Signe que la transition opérée vers un jeu de repossession - élément de langage dégainé avant le Tournoi des Six Nations 2023 - n'a pas rimé avec efficacité. Avec 166 passes, les Bleus ont atteint dimanche soir le deuxième plus haut total du mandat de Fabien Galthié après le match en Irlande en février (19-32). Avec 60 % de possession, c'est la même place sur le podium, derrière l'Écosse dans le Tournoi 2020. Deux autres matches ratés stratégiquement, et perdus, dans le mandat de Fabien Galthié.
La large victoire contre l'Australie lors du dernier match de préparation à la Coupe du monde (41-17) n'avait pas masqué les difficultés (récurrentes) des Bleus sous les ballons hauts, qui avaient coûté deux essais ce soir-là. Les adversaires des Bleus s'en nourrissent stratégiquement, les Sud-Africains s'en sont gavés dimanche soir. Les essais d'Arendse (8e) et De Allende (18e) sont consécutifs à des trous d'air sur une zone entre les 40 et les 50 m français clairement visée par les botteurs boks.
Visiblement pas préparés aux duels aériens dans cette zone, les Bleus ne se sont soit pas entendus (Fickou, Ollivon et Bielle-Biarrey ne communiquent pas sur le premier essai encaissé), soit emmêlés les pinceaux comme Woki sur le deuxième.
Dans la même zone, Jalibert a été battu par Du Toit (34e) et Bielle-Biarrey par Arendse (46e). Sans conséquence si ce n'est celle de ramener le jeu dans le camp français à moindre effort, un axe stratégique où les Bleus sont pourtant passés maître ces dernières années mais où le boomerang leur est revenu à la figure. Même sensation sur le troisième essai sud-africain (26e), exemple parfait de turnover où, en une passe et un coup de pied offensif, Kolbe a puni un ballon perdu par les Bleus au milieu du terrain dix secondes plus tôt.
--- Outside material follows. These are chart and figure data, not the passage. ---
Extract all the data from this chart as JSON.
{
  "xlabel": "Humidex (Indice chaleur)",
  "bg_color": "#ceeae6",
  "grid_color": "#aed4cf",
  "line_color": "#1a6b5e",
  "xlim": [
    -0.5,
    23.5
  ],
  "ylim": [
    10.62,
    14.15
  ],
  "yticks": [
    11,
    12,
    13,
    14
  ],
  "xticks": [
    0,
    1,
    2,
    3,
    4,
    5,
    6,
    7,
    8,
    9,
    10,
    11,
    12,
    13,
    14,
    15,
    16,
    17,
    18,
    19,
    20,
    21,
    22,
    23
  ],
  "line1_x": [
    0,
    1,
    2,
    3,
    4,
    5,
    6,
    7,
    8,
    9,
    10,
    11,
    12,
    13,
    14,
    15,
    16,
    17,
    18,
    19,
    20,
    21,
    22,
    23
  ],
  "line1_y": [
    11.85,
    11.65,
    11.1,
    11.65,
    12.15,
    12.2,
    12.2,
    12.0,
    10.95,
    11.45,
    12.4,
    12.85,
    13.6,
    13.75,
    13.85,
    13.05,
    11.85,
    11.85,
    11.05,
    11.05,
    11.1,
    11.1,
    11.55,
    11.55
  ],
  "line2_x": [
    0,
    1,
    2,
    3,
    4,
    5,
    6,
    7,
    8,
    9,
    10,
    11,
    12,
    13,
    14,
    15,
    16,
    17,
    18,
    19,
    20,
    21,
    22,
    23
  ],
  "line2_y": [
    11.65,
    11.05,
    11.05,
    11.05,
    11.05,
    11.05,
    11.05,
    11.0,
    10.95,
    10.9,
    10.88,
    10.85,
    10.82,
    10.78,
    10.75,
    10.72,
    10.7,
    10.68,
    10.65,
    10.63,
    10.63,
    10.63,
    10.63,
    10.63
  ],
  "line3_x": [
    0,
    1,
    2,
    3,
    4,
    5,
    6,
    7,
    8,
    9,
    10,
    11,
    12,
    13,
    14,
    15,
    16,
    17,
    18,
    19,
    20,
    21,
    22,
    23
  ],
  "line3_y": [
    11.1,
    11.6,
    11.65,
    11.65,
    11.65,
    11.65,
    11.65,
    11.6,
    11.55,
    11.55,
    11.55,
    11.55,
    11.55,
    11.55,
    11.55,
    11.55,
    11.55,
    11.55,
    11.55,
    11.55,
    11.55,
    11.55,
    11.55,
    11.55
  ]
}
Comme si les Français avaient vécu par moments les malheurs qu'ils infligeaient souvent aux autres...
Nouvelle-Zélande 2023, Afrique du Sud et Australie 2022, Galles 2021... Ces Bleus-là nous ont habitués aux fins de matches marquées par les entrées déterminantes des remplaçants et/ou aux renversements de dernière minute, les idées claires et le sang froid. Si la dernière séquence face à l'Afrique du Sud a entretenu ce fol espoir, il s'est dégagé de la fin de match une forme de fébrilité.
Comment expliquer autrement cette pénaltouche dévissée par Jalibert (57e) ou ce renvoi aux 22 mètres direct en touche de Ramos (75e) qui ont coincé les Bleus dans leur camp pendant de longues minutes ? Il y a aussi ces attitudes bras en l'air et ces réclamations envers l'arbitre qui témoignent d'une certaine nervosité dans les dernières minutes.
Sans oublier les fameux « finisseurs » qui n'ont pas réussi à conclure proprement, à l'image d'une première ligne Aldegheri-Bourgarit-Wardi secouée en mêlée, ce qui a eu son importance sur le scénario de fin. Le banc en 5-3 des Sud-Africains, annoncé vendredi à la surprise générale et dégainé très tôt dimanche soir, a eu un tout autre impact. Dans un match aussi crucial perdu d'un point, c'est une autre bataille stratégique que Fabien Galthié et son staff ont clairement perdue dimanche soir. Au plus mauvais moment.